Lower federal courts have split over the issue. Federal appeals courts based in New York and Chicago have permitted states to enforce their regulations as written. Appeals courts based in Cincinnati, New Orleans, and Richmond, Va., have barred regulations they view as discriminatory.

The New York and Michigan cases involve challenges by out-of-state wine producers. The producers want to be able to sell and ship their wine directly to consumers in New York and Michigan. But both states prohibit direct shipments by out-of-state wineries, requiring that such shipments first pass through the hands of an in-state licensed dealer.

Out-of-state wineries say the required double shipments they face raise the price of their product and amount to a protectionist effort to favor in-state wineries.

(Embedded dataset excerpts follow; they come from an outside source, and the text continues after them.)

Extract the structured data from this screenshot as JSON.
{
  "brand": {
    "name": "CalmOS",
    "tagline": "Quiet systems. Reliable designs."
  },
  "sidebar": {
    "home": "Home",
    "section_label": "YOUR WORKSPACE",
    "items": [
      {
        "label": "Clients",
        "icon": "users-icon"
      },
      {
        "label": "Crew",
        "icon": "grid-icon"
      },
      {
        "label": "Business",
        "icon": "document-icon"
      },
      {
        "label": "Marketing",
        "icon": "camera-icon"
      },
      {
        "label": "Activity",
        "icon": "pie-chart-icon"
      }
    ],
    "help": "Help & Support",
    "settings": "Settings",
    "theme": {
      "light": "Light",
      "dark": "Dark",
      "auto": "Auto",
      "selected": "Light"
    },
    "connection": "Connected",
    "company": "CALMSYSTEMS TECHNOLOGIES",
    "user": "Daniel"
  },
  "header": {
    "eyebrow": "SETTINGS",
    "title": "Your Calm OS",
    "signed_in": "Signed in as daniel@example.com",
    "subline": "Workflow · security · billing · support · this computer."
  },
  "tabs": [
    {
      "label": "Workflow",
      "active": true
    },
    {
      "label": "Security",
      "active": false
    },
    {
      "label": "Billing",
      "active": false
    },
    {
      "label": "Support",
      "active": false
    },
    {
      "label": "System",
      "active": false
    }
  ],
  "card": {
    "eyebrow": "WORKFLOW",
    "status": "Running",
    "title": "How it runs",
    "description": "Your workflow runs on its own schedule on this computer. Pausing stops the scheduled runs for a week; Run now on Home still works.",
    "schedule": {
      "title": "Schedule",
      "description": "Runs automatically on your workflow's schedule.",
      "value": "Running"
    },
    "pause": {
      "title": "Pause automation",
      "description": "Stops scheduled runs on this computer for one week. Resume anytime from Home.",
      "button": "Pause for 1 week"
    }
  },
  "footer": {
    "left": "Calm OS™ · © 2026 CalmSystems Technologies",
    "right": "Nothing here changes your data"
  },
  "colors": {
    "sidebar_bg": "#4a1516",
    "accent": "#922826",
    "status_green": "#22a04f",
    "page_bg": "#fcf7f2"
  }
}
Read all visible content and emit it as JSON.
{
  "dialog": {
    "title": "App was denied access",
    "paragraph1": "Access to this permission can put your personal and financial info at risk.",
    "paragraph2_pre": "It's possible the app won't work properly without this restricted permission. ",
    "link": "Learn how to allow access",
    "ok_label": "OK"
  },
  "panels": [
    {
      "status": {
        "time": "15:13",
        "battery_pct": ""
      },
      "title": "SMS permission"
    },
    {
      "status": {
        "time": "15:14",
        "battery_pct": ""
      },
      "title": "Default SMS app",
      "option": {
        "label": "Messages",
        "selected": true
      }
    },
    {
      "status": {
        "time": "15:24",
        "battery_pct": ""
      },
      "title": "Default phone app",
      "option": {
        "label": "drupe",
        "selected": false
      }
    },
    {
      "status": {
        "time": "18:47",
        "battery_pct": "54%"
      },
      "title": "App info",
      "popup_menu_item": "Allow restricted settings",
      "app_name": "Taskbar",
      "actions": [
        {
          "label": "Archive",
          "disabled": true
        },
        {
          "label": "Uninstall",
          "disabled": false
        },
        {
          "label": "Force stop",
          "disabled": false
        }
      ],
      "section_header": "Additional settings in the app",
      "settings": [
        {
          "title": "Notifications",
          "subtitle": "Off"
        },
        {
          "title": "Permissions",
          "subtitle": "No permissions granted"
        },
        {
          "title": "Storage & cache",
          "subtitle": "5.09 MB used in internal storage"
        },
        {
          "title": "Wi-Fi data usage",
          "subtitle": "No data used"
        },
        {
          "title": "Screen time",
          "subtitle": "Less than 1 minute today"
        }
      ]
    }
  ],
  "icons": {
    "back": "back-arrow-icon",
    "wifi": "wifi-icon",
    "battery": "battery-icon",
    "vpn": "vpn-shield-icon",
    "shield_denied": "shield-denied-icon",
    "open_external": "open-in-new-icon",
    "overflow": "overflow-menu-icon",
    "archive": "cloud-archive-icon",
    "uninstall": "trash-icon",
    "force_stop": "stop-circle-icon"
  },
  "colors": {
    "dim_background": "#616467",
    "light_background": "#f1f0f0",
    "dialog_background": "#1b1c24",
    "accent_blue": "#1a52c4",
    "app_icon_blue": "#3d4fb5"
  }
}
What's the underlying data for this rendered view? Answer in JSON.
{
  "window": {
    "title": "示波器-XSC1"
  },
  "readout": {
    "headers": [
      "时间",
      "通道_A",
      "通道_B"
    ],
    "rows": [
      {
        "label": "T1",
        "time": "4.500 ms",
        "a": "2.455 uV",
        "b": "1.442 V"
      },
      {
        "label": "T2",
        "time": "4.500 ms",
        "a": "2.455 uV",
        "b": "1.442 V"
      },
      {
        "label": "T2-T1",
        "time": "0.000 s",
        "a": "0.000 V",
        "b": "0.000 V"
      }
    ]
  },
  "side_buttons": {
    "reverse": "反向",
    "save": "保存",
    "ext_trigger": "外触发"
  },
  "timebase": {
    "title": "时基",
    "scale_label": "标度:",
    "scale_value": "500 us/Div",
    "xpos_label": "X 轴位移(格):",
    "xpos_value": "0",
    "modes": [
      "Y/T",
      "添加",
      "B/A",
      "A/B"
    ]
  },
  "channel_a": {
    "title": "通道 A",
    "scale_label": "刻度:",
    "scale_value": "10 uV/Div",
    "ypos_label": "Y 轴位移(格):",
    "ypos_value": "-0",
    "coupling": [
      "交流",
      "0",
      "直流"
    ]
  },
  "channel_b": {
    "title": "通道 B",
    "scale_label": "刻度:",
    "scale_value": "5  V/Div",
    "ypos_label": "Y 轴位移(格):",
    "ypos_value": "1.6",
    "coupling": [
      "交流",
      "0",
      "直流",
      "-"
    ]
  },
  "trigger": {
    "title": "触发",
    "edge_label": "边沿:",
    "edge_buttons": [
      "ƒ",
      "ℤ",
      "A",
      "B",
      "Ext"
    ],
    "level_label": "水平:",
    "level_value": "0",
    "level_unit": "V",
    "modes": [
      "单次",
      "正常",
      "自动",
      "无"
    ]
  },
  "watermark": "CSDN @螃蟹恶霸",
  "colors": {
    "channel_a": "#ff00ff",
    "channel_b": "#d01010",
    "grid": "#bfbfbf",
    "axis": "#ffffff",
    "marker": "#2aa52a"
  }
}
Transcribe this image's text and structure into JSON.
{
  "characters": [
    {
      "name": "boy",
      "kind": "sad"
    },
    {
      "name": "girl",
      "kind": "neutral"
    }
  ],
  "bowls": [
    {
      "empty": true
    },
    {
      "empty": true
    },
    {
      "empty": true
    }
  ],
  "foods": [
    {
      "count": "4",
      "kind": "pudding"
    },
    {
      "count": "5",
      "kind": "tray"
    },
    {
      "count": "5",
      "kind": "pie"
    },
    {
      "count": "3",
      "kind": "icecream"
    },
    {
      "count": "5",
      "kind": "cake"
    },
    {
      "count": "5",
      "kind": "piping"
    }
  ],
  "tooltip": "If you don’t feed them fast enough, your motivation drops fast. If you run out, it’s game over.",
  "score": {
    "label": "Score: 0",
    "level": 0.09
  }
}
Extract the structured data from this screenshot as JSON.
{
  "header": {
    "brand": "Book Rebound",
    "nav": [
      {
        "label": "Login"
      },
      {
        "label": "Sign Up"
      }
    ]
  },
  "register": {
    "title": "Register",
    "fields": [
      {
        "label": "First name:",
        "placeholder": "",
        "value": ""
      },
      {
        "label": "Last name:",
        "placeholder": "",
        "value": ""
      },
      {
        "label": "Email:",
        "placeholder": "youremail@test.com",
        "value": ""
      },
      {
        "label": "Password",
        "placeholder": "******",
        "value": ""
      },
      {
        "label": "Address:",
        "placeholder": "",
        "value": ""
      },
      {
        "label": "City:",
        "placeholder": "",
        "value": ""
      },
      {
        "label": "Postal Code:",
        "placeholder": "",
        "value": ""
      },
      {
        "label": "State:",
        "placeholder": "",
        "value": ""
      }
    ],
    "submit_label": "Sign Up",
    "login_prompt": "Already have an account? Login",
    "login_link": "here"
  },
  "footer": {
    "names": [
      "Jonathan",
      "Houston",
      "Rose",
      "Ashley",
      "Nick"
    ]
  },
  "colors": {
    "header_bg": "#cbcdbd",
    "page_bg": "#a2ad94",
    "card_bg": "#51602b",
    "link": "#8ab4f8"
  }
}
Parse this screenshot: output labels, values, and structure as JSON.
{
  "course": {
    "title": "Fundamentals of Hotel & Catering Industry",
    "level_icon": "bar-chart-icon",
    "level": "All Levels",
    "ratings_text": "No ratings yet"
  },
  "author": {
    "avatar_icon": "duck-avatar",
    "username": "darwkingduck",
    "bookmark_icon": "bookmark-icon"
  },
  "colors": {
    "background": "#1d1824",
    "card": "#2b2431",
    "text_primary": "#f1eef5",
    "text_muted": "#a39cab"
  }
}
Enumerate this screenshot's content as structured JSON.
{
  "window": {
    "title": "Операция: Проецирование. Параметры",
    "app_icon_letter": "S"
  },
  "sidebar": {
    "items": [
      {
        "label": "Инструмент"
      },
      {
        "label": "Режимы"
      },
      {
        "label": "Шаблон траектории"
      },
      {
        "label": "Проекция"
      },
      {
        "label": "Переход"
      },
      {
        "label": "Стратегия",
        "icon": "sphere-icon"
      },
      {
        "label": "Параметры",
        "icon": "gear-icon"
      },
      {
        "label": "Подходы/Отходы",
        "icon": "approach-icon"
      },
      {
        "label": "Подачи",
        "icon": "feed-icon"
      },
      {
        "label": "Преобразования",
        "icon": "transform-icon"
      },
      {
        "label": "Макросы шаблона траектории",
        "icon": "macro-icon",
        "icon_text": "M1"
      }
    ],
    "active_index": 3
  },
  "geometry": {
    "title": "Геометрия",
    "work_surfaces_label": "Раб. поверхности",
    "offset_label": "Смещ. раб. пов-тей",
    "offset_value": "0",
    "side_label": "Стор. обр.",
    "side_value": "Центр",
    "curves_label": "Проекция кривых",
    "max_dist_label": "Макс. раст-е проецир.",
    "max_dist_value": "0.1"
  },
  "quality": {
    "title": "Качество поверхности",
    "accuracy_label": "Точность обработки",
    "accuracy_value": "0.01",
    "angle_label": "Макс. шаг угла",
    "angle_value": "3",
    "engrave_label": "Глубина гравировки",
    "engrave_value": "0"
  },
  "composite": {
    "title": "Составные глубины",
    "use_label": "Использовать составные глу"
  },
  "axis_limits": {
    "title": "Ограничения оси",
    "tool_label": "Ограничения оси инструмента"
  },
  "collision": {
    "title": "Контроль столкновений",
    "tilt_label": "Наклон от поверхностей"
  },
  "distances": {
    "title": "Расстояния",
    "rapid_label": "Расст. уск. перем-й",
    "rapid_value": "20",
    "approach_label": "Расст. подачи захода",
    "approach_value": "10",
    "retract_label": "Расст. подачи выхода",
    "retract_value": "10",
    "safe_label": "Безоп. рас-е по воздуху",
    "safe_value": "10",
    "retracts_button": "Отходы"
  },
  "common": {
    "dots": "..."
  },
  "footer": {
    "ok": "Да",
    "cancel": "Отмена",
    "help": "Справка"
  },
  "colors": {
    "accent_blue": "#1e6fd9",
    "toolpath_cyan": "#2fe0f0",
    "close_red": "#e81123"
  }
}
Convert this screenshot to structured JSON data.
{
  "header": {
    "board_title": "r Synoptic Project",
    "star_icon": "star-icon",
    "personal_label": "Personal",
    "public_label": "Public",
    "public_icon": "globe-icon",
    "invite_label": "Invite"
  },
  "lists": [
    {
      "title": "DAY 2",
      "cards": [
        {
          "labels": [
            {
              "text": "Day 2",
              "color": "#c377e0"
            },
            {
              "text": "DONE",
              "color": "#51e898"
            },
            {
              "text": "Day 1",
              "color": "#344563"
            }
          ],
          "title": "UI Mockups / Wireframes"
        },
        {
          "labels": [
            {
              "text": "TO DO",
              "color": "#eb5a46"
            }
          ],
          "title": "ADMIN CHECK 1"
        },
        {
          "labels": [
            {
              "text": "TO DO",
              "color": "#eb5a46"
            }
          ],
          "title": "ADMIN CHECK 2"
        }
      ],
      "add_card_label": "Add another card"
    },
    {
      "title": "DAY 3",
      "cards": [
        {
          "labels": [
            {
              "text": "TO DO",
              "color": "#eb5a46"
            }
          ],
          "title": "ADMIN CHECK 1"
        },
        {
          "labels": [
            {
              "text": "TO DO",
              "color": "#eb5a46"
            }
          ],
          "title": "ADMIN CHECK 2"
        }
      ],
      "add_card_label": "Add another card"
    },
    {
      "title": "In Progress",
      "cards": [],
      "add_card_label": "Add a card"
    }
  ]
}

Michigan and New York reply that their state's regulation of the liquor industry depends in part on industry members maintaining a physical presence within the state. If there are violations, state officials know where they can go to enforce the law quickly and efficiently.

Not all states require a physical presence. Roughly half of states permit direct shipments from out-of-state producers to customers. Twenty-four states prohibit it, according to briefs filed in the case.

Mr. Bolick says that states have a wide range of regulatory tools other than requiring liquor producers to open new business operations in each state, a requirement that disadvantages small, family-run wineries. "States may condition the right to engage in business on a permit so that if a winery disobeyed the law, it could lose the right to operate in that state," he says.

The last time the Supreme Court confronted a similar case was 1984. The justices ruled 5 to 3, striking down a discriminatory tax scheme in Hawaii involving imported alcoholic beverages. But only three members of that court remain on the high court, and all three were in dissent.

Justice John Paul Stevens said in his dissent that the court was misreading a 1936 precedent that had broadly construed state power under the 21st Amendment. "If the state has the constitutional power (under the 21st Amendment) to create a total local monopoly - thereby imposing the most severe form of discrimination on competing products originating from elsewhere - I believe it may also engage in a less extreme form of discrimination that merely provides a special benefit ... for locally produced alcoholic beverages," Justice Stevens wrote in the dissent.

"That is the burden we have to overcome," Bolick says when asked about Stevens's dissent. "We hope those justices will honor that 1984 precedent even though they disagreed with it."